S’agissant du corbeau freux, les éléments relatifs à son état de conservation mettent en évidence une situation hétérogène selon les territoires et les sources de données mobilisées. Les dispositifs nationaux de suivi, notamment le STOC (suivi temporel des oiseaux communs), ainsi que les rapportages les plus récents, font apparaître des tendances de déclin dans certaines régions, sans que celles-ci puissent être considérées comme homogènes à l’échelle nationale. Les évaluations issues des listes rouges disponibles classent l’espèce en « préoccupation mineure » à l’échelle nationale, tandis qu’un statut de vulnérabilité est retenu à l’échelle européenne.

Contenu du texte :

L’article 1 précise que la liste des ESOD est présentée département par département, en annexe du projet d’arrêté.

L’article 2 présente les modalités et les périodes de destruction des espèces habituellement classées ESOD. Toutes les espèces peuvent être détruites à tir ou par piégeage, hormis le renard qui peut également être déterré.

L’article 3 autorise la destruction des animaux classés ESOD au moyen de rapaces utilisés pour la chasse au vol, sous réserve du respect des dispositions réglementaires applicables.

L’article 4 prévoit que par dérogation à l’article 2, des conditions limitatives de destruction peuvent être précisées en annexe. En effet, dans leur demande, certains préfets ont souhaité limiter les modalités de destruction autorisées pour une ou plusieurs espèces dans leur département.

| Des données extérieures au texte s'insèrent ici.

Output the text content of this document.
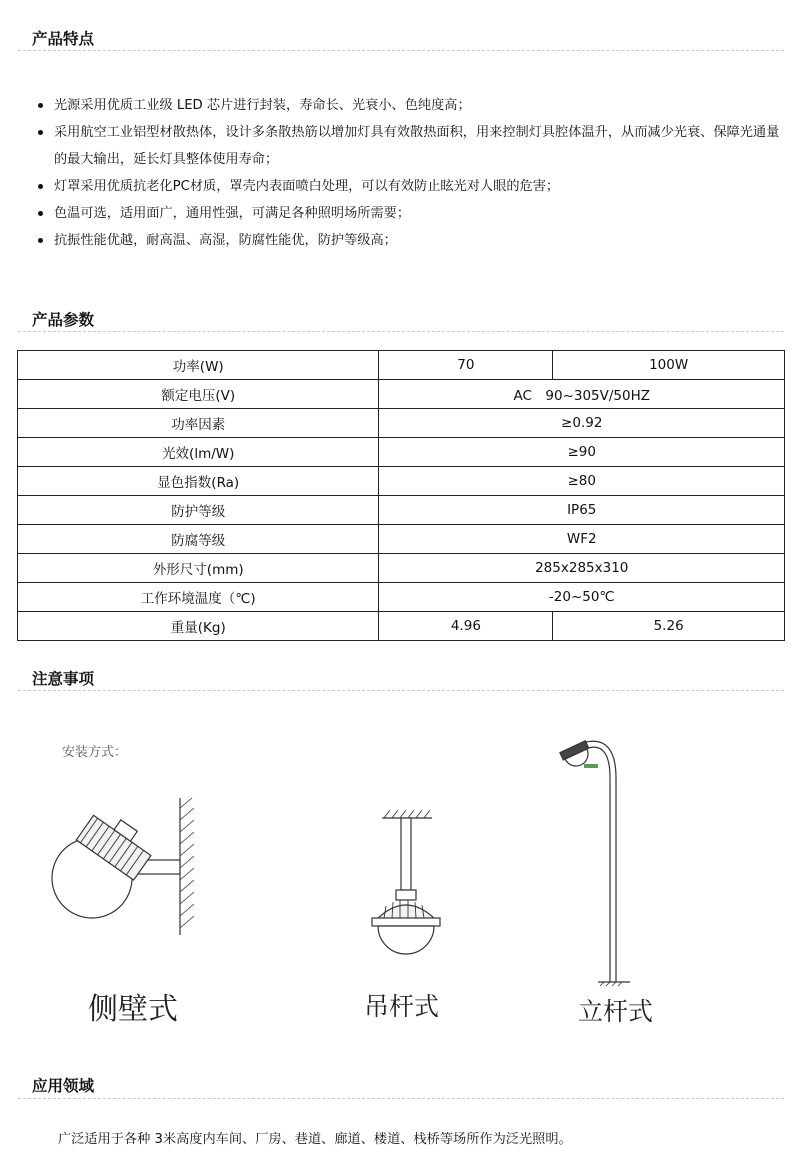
产品特点
光源采用优质工业级 LED 芯片进行封装，寿命长、光衰小、色纯度高；
采用航空工业铝型材散热体，设计多条散热筋以增加灯具有效散热面积，用来控制灯具腔体温升，从而减少光衰、保障光通量的最大输出，延长灯具整体使用寿命；
灯罩采用优质抗老化PC材质，罩壳内表面喷白处理，可以有效防止眩光对人眼的危害；
色温可选，适用面广，通用性强，可满足各种照明场所需要；
抗振性能优越，耐高温、高湿，防腐性能优，防护等级高；
产品参数
功率(W)	70	100W
额定电压(V)	AC　90~305V/50HZ	
功率因素	≥0.92	
光效(lm/W)	≥90	
显色指数(Ra)	≥80	
防护等级	IP65	
防腐等级	WF2	
外形尺寸(mm)	285x285x310	
工作环境温度（℃)	-20~50℃	
重量(Kg)	4.96	5.26
注意事项
安装方式：
侧壁式	吊杆式	立杆式
应用领域
广泛适用于各种 3米高度内车间、厂房、巷道、廊道、楼道、栈桥等场所作为泛光照明。
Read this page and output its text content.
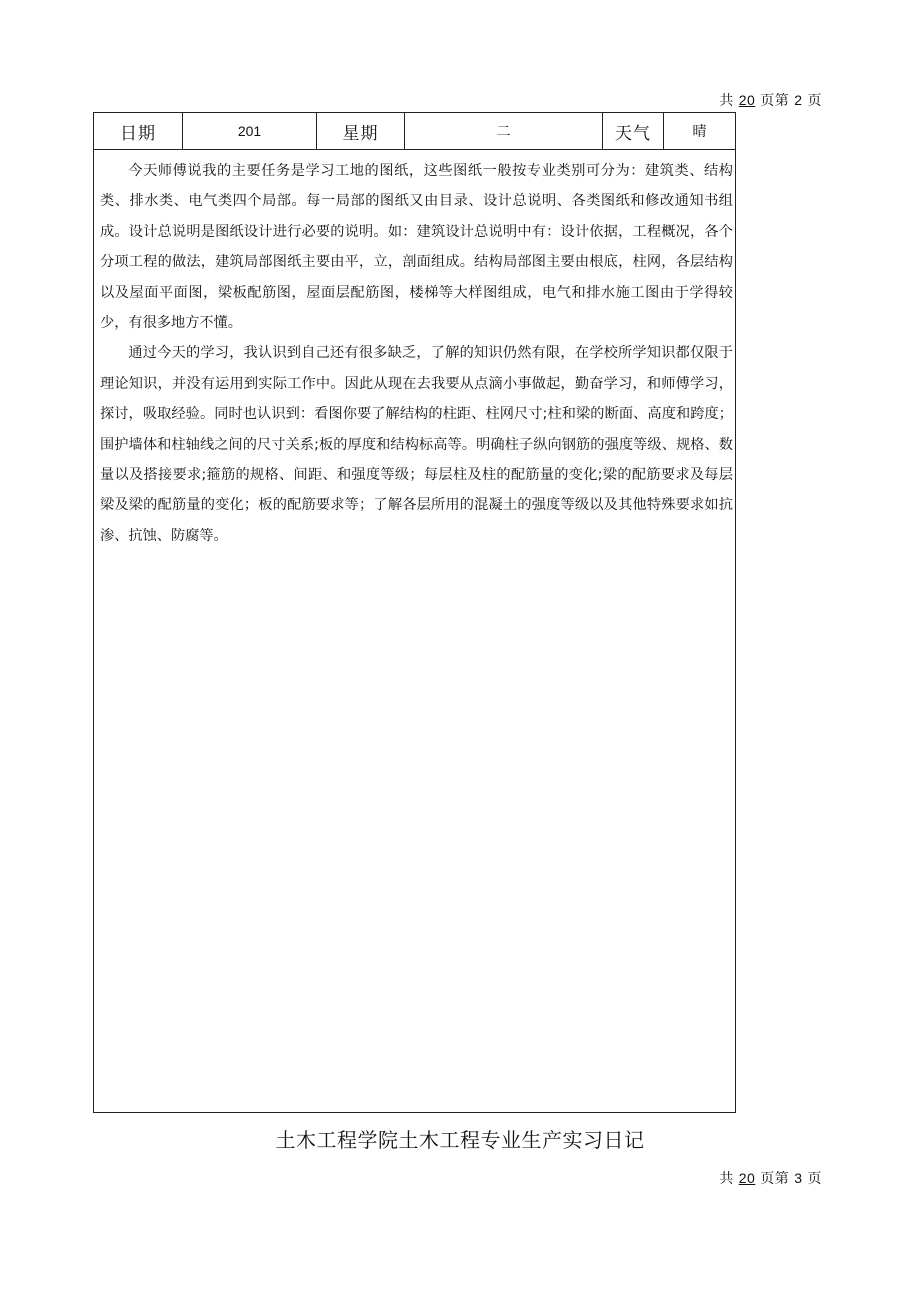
共 20 页第 2 页
日期	201	星期	二	天气	晴

今天师傅说我的主要任务是学习工地的图纸，这些图纸一般按专业类别可分为：建筑类、结构类、排水类、电气类四个局部。每一局部的图纸又由目录、设计总说明、各类图纸和修改通知书组成。设计总说明是图纸设计进行必要的说明。如：建筑设计总说明中有：设计依据，工程概况，各个分项工程的做法，建筑局部图纸主要由平，立，剖面组成。结构局部图主要由根底，柱网，各层结构以及屋面平面图，梁板配筋图，屋面层配筋图，楼梯等大样图组成，电气和排水施工图由于学得较少，有很多地方不懂。

通过今天的学习，我认识到自己还有很多缺乏，了解的知识仍然有限，在学校所学知识都仅限于理论知识，并没有运用到实际工作中。因此从现在去我要从点滴小事做起，勤奋学习，和师傅学习，探讨，吸取经验。同时也认识到：看图你要了解结构的柱距、柱网尺寸;柱和梁的断面、高度和跨度；围护墙体和柱轴线之间的尺寸关系;板的厚度和结构标高等。明确柱子纵向钢筋的强度等级、规格、数量以及搭接要求;箍筋的规格、间距、和强度等级；每层柱及柱的配筋量的变化;梁的配筋要求及每层梁及梁的配筋量的变化；板的配筋要求等；了解各层所用的混凝土的强度等级以及其他特殊要求如抗渗、抗蚀、防腐等。

土木工程学院土木工程专业生产实习日记
共 20 页第 3 页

L’article 5 précise qu’en cas de capture accidentelle d’un animal non classé ESOD, celui-ci doit être immédiatement relâché.

L’article 6 abroge l’arrêté du 3 août 2023.

L’article 7 précise que les préfets de départements sont chargés de l’exécution de l’arrêté.

Consultations obligatoires :

Le projet d’arrêté, ayant une incidence directe sur l’exercice de la chasse, a été soumis pour avis au Conseil national de la chasse et de la faune sauvage conformément à l’article L. 421-1 A du code de l’environnement, lequel a rendu son avis le 12 mai dernier.

Le projet d’arrêté présente un impact sur l’environnement et nécessite à ce titre une consultation du public conformément aux dispositions de l’article L. 123-19-1 du code de l’environnement.

Pour la bonne prise en compte de votre avis veuillez faire apparaitre le mot « favorable » ou « défavorable » dans le titre de votre contribution.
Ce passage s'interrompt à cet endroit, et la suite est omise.